WORLD OF FACTS

Showings

Ped Mall -Scene 1 Thu, Feb 21, 2019 6:00 PM
Event Info
Dialogue Details:Dialogue with director Mike Gibisser
Series Info
Series:Filmmaker Spotlight
Film Info
Rating:Not Rated
Runtime:97 minutes
Director:Mike Gibisser
Year Released:2018
Production Country:USA
Language:English

Description

Join us for the next installment of Filmmaker Spotlight, a series designed to spotlight the work of local/regional filmmakers. Screening followed by dialogue with director and University of Iowa Cinematic Arts Assistant Professor and Director of Undergraduate Studies Mike Gibisser.

After an accident no one could have expected, Maureen (Gretchen Akers) must return to her hometown so that her partner, Ted (Alex Stein), can receive medical care under the supervision of his family. Meanwhile, a long-term illness forces Maureen and her father, Peter (Bryan Saner), into mirrored positions of caretaker, watching over an unconscious spouse in differing degrees of comfort and confidence.

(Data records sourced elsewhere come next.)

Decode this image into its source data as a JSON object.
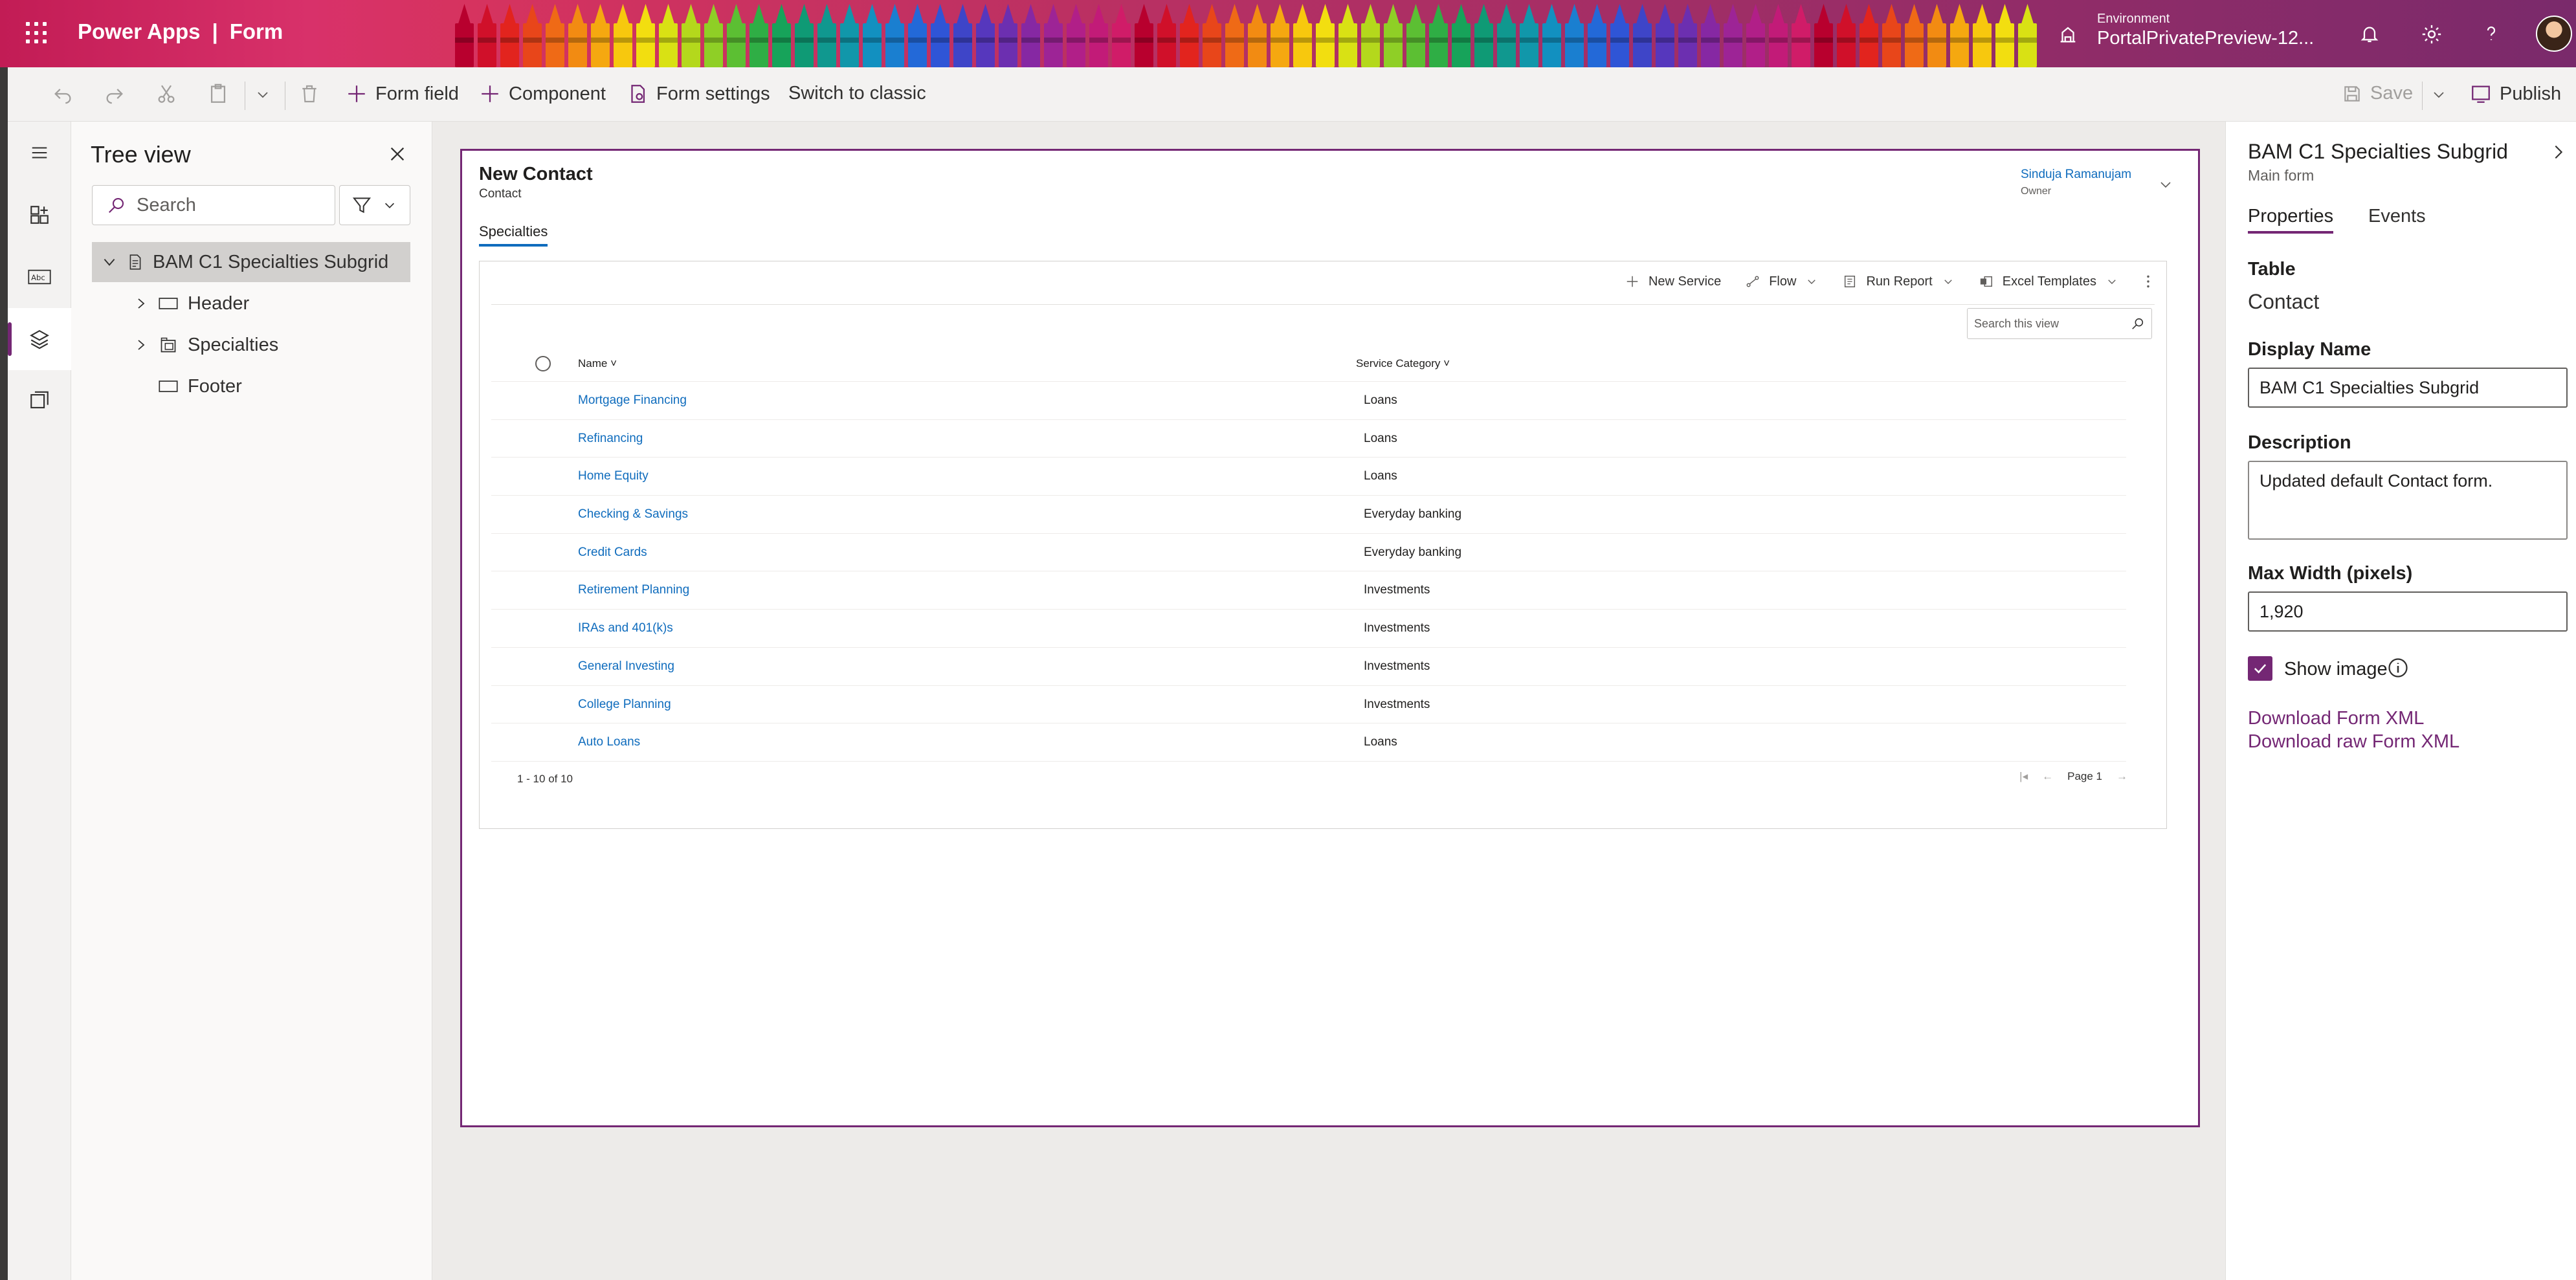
{
  "topbar": {
    "app_name": "Power Apps",
    "separator": "|",
    "section": "Form",
    "environment_label": "Environment",
    "environment_value": "PortalPrivatePreview-12...",
    "icons": [
      "waffle-icon",
      "environment-icon",
      "notification-icon",
      "settings-icon",
      "help-icon",
      "user-avatar"
    ]
  },
  "commandbar": {
    "form_field": "Form field",
    "component": "Component",
    "form_settings": "Form settings",
    "switch_classic": "Switch to classic",
    "save": "Save",
    "publish": "Publish"
  },
  "tree": {
    "title": "Tree view",
    "search_placeholder": "Search",
    "root": "BAM C1 Specialties Subgrid",
    "nodes": [
      "Header",
      "Specialties",
      "Footer"
    ]
  },
  "form": {
    "title": "New Contact",
    "entity": "Contact",
    "owner_name": "Sinduja Ramanujam",
    "owner_label": "Owner",
    "tab": "Specialties",
    "grid": {
      "commands": {
        "new_service": "New Service",
        "flow": "Flow",
        "run_report": "Run Report",
        "excel_templates": "Excel Templates"
      },
      "search_placeholder": "Search this view",
      "columns": [
        "Name",
        "Service Category"
      ],
      "rows": [
        {
          "name": "Mortgage Financing",
          "category": "Loans"
        },
        {
          "name": "Refinancing",
          "category": "Loans"
        },
        {
          "name": "Home Equity",
          "category": "Loans"
        },
        {
          "name": "Checking & Savings",
          "category": "Everyday banking"
        },
        {
          "name": "Credit Cards",
          "category": "Everyday banking"
        },
        {
          "name": "Retirement Planning",
          "category": "Investments"
        },
        {
          "name": "IRAs and 401(k)s",
          "category": "Investments"
        },
        {
          "name": "General Investing",
          "category": "Investments"
        },
        {
          "name": "College Planning",
          "category": "Investments"
        },
        {
          "name": "Auto Loans",
          "category": "Loans"
        }
      ],
      "record_count": "1 - 10 of 10",
      "page": "Page 1"
    }
  },
  "properties": {
    "title": "BAM C1 Specialties Subgrid",
    "subtitle": "Main form",
    "tabs": [
      "Properties",
      "Events"
    ],
    "table_label": "Table",
    "table_value": "Contact",
    "display_name_label": "Display Name",
    "display_name_value": "BAM C1 Specialties Subgrid",
    "description_label": "Description",
    "description_value": "Updated default Contact form.",
    "max_width_label": "Max Width (pixels)",
    "max_width_value": "1,920",
    "show_image_label": "Show image",
    "show_image_checked": true,
    "download_xml": "Download Form XML",
    "download_raw_xml": "Download raw Form XML"
  },
  "colors": {
    "accent": "#742774",
    "link": "#0f6cbd",
    "topbar": "#c21c55"
  }
}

Once home, Maureen and her sister, Louise (Rebecca Spence), reorient themselves to the new routines and the challenges of holding bedside vigil amid a cluster of beeping machines, trapped in that purgeatory particular to hospital visitors. With his daughters home, Peter makes the decision to remove Daniel (David Givler), his partner suffering a long-term illness, from the ventilator which supports his breath, hastening his eventual passing.

World of Facts explores the inherent tension between hyper-intimacy and minimalist observation, and manufactures through formal means the experience of its characters. The film explores both the vulnerability and strength of a family's most profound, yet most common, experience.

Borrowing its name from a passage in Paul Auster's memoir about his father's death - "I have entered the world of facts, the realm of brute particulars" - the film focuses its attention on the closely observed details of the everyday, which pervade the time-out-of-time experience of modern mourning and of grieving for things yet to come.